Btw neither my mum or me used to do punishments for tantrums, though we were both quite strict in other respects; we just felt that meltdowns were different and in a sense carried their own punishment. And as both our children did grow out of them before anything serious happened, it may just be that this method worked.

Btw I wouldn't bother with feeling guilty about your dd having her time spoiled with tantrums: I certainly don't recollect that feeling about my own childhood. Basically, most children I know have had to contend with something difficult in their childhood: I feel that just having a tantrumming brother, I was getting off easy. Don't apologise to her about it, or she will feel it is far worse than it is.

spinspinsugar · 26/03/2010 10:14

This reply has been deleted

Message withdrawn at poster's request.

TheCoolerRuler · 26/03/2010 18:15

I do feel for you, it's hard on your own and feels somewhat relentless when it's happening day after day.

May I ask what how your relationship is with his father? Does DS see him on a regular basis and are you able, as parents, to discuss the kids together? If not, does DS have an alternative male role model?

I think the nicest part of your story is that he does say he's sorry when he has calmed down. Assuming that he really means it (and isn't just saying it because he has to) then I think I would try to talk to him about it then.
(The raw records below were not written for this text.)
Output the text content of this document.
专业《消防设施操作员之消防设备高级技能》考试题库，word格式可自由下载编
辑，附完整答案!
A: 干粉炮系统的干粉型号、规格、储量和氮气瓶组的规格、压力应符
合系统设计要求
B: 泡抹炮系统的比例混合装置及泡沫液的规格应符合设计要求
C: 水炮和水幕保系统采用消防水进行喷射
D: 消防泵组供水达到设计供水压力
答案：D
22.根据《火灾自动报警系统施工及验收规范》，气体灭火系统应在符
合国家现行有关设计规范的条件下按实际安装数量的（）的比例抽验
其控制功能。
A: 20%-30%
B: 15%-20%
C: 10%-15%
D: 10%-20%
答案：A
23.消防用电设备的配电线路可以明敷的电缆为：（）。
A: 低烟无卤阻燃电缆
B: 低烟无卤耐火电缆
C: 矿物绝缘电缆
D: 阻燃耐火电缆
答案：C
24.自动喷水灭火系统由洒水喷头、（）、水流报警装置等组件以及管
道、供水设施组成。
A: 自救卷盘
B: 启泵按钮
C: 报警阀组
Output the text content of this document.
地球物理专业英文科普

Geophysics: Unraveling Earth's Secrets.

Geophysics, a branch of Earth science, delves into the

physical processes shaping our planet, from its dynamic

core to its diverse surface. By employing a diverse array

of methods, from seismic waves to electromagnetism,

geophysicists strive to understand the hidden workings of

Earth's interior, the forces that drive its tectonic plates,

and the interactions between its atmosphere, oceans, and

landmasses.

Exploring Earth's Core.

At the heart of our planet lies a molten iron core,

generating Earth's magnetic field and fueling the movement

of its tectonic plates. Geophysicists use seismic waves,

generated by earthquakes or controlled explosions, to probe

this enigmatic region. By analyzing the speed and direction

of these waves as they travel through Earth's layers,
Explain that you don't like to see him so upset and angry, but that you can't just let him behave badly without saying anything or punishing him.

As a Special Needs Teacher, I have had many children who are subject to apparently uncontrollable bursts of rage. I would buy a cheap cushion in a light colour, let them put their name on it (and decorate it if they wish to) and that cushion lived in a cupboard in my room. When they felt really wound up, they were allowed to come in and punch the cushion. Maybe that might help your son - it could be in the car/house to be handy if he gets tense.

I have no medical qualifications, but I did raise two sons and I reckon this sort of behaviour is all down to testosterone. So I'd recommend a cushion and a male to talk to - some combination!